«Je ne sais comment diable elle était venue en Italie, mais elle était Péruvienne et s'appelait Pépa.
«Figurez-vous,—mon cher,—dix-huit ans,—un teint orangé,—des lèvres rouges comme du corail, des dents bien blanches, une taille... à tenir là dedans,—une gorge un peu forte, et des hanches... ah! des hanches comme une Andalouse,—et puis des yeux... vous savez, toujours fermés à demi, comme ceux de quelqu'un qui sommeille... et puis une forêt de grands cheveux noirs et épais... et puis encore des sourcils à l'avenant.
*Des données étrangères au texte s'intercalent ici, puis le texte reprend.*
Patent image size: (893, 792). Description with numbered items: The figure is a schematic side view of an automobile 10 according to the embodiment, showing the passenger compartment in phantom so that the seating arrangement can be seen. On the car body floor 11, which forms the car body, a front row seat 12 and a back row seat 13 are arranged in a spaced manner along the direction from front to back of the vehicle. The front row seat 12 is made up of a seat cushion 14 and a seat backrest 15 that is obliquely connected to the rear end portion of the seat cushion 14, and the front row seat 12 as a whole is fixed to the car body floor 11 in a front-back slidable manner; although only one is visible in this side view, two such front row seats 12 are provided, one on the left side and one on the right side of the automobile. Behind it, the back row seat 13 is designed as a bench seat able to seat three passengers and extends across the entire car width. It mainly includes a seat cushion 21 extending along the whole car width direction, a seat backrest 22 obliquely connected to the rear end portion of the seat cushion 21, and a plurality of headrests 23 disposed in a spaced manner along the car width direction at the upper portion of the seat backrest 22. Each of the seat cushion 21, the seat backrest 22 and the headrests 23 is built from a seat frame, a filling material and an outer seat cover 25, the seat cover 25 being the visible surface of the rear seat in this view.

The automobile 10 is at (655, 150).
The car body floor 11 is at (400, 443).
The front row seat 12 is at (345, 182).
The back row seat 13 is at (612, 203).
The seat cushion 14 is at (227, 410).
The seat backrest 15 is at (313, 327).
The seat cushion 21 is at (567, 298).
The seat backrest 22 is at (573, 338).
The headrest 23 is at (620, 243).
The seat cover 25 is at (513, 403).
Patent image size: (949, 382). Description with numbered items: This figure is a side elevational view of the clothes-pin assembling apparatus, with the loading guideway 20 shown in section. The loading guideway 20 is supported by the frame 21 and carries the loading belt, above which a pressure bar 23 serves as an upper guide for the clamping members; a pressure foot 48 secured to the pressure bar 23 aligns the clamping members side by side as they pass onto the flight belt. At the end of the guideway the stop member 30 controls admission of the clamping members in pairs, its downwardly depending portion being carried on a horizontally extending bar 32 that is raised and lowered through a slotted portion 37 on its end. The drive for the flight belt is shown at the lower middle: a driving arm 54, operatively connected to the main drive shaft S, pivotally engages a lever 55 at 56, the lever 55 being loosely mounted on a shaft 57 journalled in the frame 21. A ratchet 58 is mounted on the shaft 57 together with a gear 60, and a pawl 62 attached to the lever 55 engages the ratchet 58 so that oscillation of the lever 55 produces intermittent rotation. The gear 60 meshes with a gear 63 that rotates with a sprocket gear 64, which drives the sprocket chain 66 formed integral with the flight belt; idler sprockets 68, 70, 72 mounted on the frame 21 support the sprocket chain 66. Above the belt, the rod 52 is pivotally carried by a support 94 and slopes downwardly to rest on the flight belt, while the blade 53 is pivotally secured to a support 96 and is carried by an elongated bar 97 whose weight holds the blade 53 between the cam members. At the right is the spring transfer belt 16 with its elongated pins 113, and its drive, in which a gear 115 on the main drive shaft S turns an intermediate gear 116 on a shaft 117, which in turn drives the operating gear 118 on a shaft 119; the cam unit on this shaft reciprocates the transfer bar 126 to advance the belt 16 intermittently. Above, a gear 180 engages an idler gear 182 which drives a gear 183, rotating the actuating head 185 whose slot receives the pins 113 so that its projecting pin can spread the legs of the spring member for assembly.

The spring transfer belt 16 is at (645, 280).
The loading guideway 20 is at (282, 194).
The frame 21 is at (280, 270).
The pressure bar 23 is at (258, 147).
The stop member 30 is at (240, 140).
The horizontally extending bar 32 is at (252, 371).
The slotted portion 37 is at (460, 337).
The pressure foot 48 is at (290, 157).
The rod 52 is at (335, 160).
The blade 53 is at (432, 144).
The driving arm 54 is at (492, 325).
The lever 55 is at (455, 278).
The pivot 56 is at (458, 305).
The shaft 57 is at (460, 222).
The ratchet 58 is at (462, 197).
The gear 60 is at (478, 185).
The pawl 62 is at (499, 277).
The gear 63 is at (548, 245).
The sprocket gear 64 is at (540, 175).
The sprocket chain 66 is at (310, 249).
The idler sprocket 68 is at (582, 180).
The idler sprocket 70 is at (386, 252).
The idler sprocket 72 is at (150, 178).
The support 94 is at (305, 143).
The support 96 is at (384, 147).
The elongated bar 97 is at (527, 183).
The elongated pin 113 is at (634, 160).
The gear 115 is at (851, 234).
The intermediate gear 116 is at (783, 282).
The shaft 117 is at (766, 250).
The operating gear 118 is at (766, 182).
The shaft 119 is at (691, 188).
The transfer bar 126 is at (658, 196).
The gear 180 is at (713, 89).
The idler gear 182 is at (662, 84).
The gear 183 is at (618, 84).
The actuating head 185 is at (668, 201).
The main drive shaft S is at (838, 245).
«Aussi, mon ami, si vous l'aviez vue avec un peignoir serré seulement autour de sa taille par une ceinture, nu-tête, et se balançant au frais dans son hamac de jonc... Vrai Dieu... c'était à en devenir fou.—Aussi j'en devins fou.—
«Sa mère était morte, et son père était un vieux brave homme, assez butor; je me trouvais avec lui en relation continuelle de service, je m'arrangeai pour lui être utile, il m'en sut gré, m'ouvrit sa maison, c'est tout ce que je voulais.—
«C'était beaucoup;—mais Pépa avait une vertu fort tenace, et des principes religieux, profonds et arrêtés; pour tâcher de me mêler à leur influence,—je les partageai.—
«Je m'agenouillai donc avec elle pour invoquer Dieu, et vous ne sauriez croire combien je trouvais de charme dans ces prières, car je lui avais dit une fois:—
«Pépa, il y a ce me semble une pensée d'égoïsme à prier pour soi... si vous vouliez, vous prieriez pour moi, Pépa? et alors moi, je prierais pour vous?...—
«La pauvre enfant accepta l'échange, et comme elle me demandait un jour la forme de l'invocation que je faisais pour elle, je lui dis franchement, qu'elle consistait en ceci:—mon Dieu, faites donc qu'elle m'aime, car je l'aime bien.—
«Elle me bouda, rougit, et finit par me dire, qu'elle au contraire ne demandait ardemment qu'une chose au ciel,—c'était de ne pas m'aimer.—
«Vous jugez que cet aveu me rendit plus amoureux que jamais, je ne la quittais pas, je l'obsédais, et enfin je parvins à la convaincre de ma passion, qui entre nous, je l'avoue, était aussi violente qu'on puisse l'imaginer,—jusque là voyez-vous, je n'avais eu que des filles; aussi j'aimais pour la première fois, j'aimais avec délire, parce qu'il y avait un cœur et un noble cœur, chez cette femme-là.—Savez-vous qu'un jour elle me dit,—je suis bien contente que vous soyez marié, Wolf, comme je suis pauvre,—au moins vous ne penserez pas que je vous aime pour vous épouser,—que je vous aime parce que vous êtes riche.»